Pipeline operator, TC PipeLines LP (TCP) announced better-than-expected fourth-quarter 2013 earnings. Contributions from the recently acquired Gas Transmission Northwest LLC (GTN) and Bison Pipeline LLC (Bison) were the primary drivers of the outperformance. Strong contribution from the other pipeline assets also aided the results.
The market reacted positively to the result as TC PipeLines touched an intraday high of $48.00 per unit, before settling at $47.86 on Feb 7, up 2.8% from the previous close.
The Calgary, Alberta-based master limited partnership (MLP) reported fourth quarter earnings per unit (EPU) of 63 cents, higher than the Zacks Consensus Estimate of 60 cents and also above the prior year quarter level of 56 cents.
For 2013, TC PipeLines reported per unit profits of $2.13, above the Zacks Consensus Estimate of $2.09 but lower than the 2012 earnings of $2.51 per unit.
Distribution & Cash Flows
TC PipeLines announced fourth-quarter 2013 cash distribution of 81 cents per unit ($3.24 per unit annualized), up 3.9% from the year-ago period and flat sequentially. The distribution will be paid on Feb 14, 2014, to unitholders of record as of Jan 28.
The partnership’s total cash flows during the reported quarter increased 3.9% to $53.0 million from the year-ago period. The increase came on the back of additional cash distributions from TC PipeLines’ extra 45% interest in GTN and Bison each, acquired during the third quarter of 2013. However, results were partially offset by reduced cash distribution from the Northern Border and Great Lakes.
TC PipeLines distributed $52.0 million during the quarter, up 20.9% from the year-ago level, primarily driven by a rise in the quarterly distribution. Hike in outstanding common unit following the May 2013 equity offerings, also aided the results.
For 2013, TC Pipelines’ total cash flow was $195.0 million, down 3.5% from the 2012 level of $202.0 million. The partnership distributed $188.0 million against $169.0 million in 2012.
Pipeline Systems’ Performance
Great Lakes: The partnership’s equity income from the Great Lakes decreased $1 million year over year to $3 million in the quarter. The decline reflects the sale of Great Lakes capacity at reduced rates and volume.
Northern Border Pipeline: Equity income from the Northern Border Pipeline was $16.0 million, down 11.1% year over year due to reduced reservation rates.
As of Dec 31, 2013, TC PipeLines had $120.0 million outstanding on the $500.0 million revolver portion of its senior credit facility.

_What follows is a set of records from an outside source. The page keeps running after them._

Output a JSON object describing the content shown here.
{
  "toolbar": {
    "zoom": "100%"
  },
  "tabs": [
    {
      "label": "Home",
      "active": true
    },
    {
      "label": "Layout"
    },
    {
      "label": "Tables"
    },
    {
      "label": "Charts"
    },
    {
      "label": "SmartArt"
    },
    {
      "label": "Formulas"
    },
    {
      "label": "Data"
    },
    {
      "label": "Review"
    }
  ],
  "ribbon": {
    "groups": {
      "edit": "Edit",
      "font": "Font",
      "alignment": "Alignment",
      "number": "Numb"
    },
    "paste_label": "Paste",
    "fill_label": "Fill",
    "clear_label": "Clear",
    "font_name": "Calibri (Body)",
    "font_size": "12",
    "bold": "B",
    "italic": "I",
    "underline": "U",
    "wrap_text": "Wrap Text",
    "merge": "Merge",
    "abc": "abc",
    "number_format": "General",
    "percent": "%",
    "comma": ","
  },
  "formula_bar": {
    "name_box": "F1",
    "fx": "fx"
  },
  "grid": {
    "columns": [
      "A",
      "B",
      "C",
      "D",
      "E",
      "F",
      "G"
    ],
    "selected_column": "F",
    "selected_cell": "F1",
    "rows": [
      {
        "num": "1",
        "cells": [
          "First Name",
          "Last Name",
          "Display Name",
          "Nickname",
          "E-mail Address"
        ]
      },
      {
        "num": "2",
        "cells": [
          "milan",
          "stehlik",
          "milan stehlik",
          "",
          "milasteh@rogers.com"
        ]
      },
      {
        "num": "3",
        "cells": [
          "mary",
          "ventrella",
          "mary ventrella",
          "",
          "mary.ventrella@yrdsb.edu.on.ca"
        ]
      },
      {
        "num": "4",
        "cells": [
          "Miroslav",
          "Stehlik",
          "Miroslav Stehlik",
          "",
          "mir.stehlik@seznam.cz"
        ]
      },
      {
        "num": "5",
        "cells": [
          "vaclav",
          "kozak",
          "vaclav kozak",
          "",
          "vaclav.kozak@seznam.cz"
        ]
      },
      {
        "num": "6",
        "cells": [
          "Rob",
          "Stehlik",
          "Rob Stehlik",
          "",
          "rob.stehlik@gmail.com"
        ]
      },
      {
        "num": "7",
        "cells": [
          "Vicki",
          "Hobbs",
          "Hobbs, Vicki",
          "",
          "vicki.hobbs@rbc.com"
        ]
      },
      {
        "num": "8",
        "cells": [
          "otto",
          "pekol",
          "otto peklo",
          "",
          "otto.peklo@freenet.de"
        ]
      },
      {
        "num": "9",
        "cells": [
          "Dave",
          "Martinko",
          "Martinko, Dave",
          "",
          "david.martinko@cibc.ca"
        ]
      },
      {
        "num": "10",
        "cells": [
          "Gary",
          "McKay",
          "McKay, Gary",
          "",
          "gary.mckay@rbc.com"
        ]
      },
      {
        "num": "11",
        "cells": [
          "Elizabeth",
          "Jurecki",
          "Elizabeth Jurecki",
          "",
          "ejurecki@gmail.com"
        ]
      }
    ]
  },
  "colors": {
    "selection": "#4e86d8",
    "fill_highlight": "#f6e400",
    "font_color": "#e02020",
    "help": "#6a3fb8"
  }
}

The partnership has long-term debt (including current portion) of $1,578.0 million, representing a debt-to-capitalization ratio of 46.9%.
The partnership currently holds a Zacks Rank #5 (Strong Sell).
Meanwhile, one can consider better-ranked players from the same industry such as Energy Transfer Equity, L.P. (ETE), NuStar Energy L.P. (NS) and Spectra Energy Partners, LP (SEP). All the stocks currently sport a Zacks Rank #1 (Strong Buy).